History is the culmination of past experiences. We can understand this broadly as the linear expression of events through time. When we are born, we enter into that timeline afresh, or so it would seem. It takes a while for us to learn that our relationships to history are shaped by a myriad of dynamisms largely outside of our control. Gender, culture, socioeconomics, geography, and religious affiliation are among the many forces that help to define our perceptions.
Michelle Brown refers to her work as tablets or storyboards. Her work is often presented in diptych form and symbolizes many ways of thinking about access to information. Although her work “reads” like an open book or a sequential narrative, the images are inspired by a number of sources and are meant to be seen either in linear time or as a series of interrelated images in which access can take on many forms.

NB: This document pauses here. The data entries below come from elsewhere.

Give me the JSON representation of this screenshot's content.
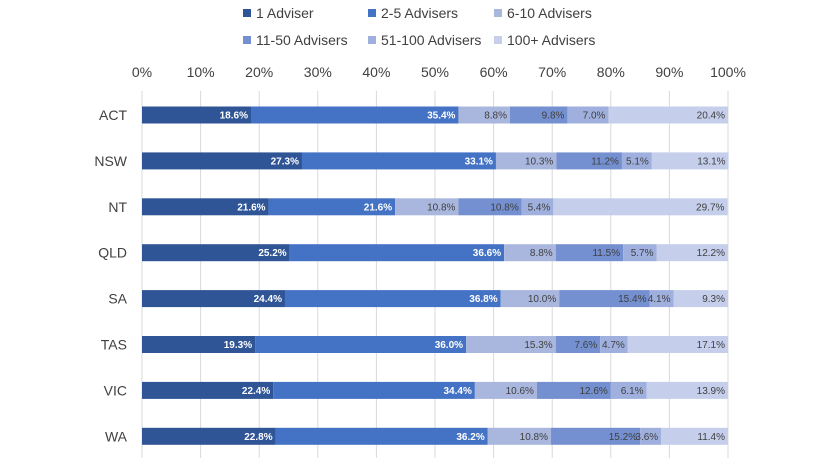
{
  "chart_data": {
    "type": "bar",
    "orientation": "horizontal",
    "stacked": "percent",
    "categories": [
      "ACT",
      "NSW",
      "NT",
      "QLD",
      "SA",
      "TAS",
      "VIC",
      "WA"
    ],
    "xlim": [
      0,
      100
    ],
    "xticks": [
      "0%",
      "10%",
      "20%",
      "30%",
      "40%",
      "50%",
      "60%",
      "70%",
      "80%",
      "90%",
      "100%"
    ],
    "grid": true,
    "legend_position": "top",
    "series": [
      {
        "name": "1 Adviser",
        "color": "#2f5597",
        "label_color": "#ffffff",
        "values": [
          18.6,
          27.3,
          21.6,
          25.2,
          24.4,
          19.3,
          22.4,
          22.8
        ],
        "labels": [
          "18.6%",
          "27.3%",
          "21.6%",
          "25.2%",
          "24.4%",
          "19.3%",
          "22.4%",
          "22.8%"
        ]
      },
      {
        "name": "2-5 Advisers",
        "color": "#4472c4",
        "label_color": "#ffffff",
        "values": [
          35.4,
          33.1,
          21.6,
          36.6,
          36.8,
          36.0,
          34.4,
          36.2
        ],
        "labels": [
          "35.4%",
          "33.1%",
          "21.6%",
          "36.6%",
          "36.8%",
          "36.0%",
          "34.4%",
          "36.2%"
        ]
      },
      {
        "name": "6-10 Advisers",
        "color": "#a9b7de",
        "label_color": "#404040",
        "values": [
          8.8,
          10.3,
          10.8,
          8.8,
          10.0,
          15.3,
          10.6,
          10.8
        ],
        "labels": [
          "8.8%",
          "10.3%",
          "10.8%",
          "8.8%",
          "10.0%",
          "15.3%",
          "10.6%",
          "10.8%"
        ]
      },
      {
        "name": "11-50 Advisers",
        "color": "#7490d0",
        "label_color": "#404040",
        "values": [
          9.8,
          11.2,
          10.8,
          11.5,
          15.4,
          7.6,
          12.6,
          15.2
        ],
        "labels": [
          "9.8%",
          "11.2%",
          "10.8%",
          "11.5%",
          "15.4%",
          "7.6%",
          "12.6%",
          "15.2%"
        ]
      },
      {
        "name": "51-100 Advisers",
        "color": "#9fb0de",
        "label_color": "#404040",
        "values": [
          7.0,
          5.1,
          5.4,
          5.7,
          4.1,
          4.7,
          6.1,
          3.6
        ],
        "labels": [
          "7.0%",
          "5.1%",
          "5.4%",
          "5.7%",
          "4.1%",
          "4.7%",
          "6.1%",
          "3.6%"
        ]
      },
      {
        "name": "100+ Advisers",
        "color": "#c5cfeb",
        "label_color": "#404040",
        "values": [
          20.4,
          13.1,
          29.7,
          12.2,
          9.3,
          17.1,
          13.9,
          11.4
        ],
        "labels": [
          "20.4%",
          "13.1%",
          "29.7%",
          "12.2%",
          "9.3%",
          "17.1%",
          "13.9%",
          "11.4%"
        ]
      }
    ]
  }
}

Talin Megherian’s imagery gives voice to her Armenian heritage. She grew up with stories of the Armenian genocide and the atrocities that were inflicted upon a people. Her father, an infant during the Armenian Diaspora, was almost left behind because of the difficulty of traveling on foot with a baby, but his grandmother refused and fed him chewed up grass to keep him alive. Talin’s three series, Wells, Braids, and Khatchkars all pull from family stories and documents written during the Armenian genocide.
Stephanie Roberts-Camello’s work is a response to transgenerational stories about her family history. The discovery of a box of family letters unveiled a time of suffering and loss during the Great Depression and the dust bowl days of Texas. Cowboys and farmers wrote of growing wheat and raising cattle during long droughts and dust storms that people had to endure in hopes for better days ahead. Using encaustic as her medium in relief form, Stephanie layers wax over old letters or eco prints of nature creating a visual and metaphoric stratum of time.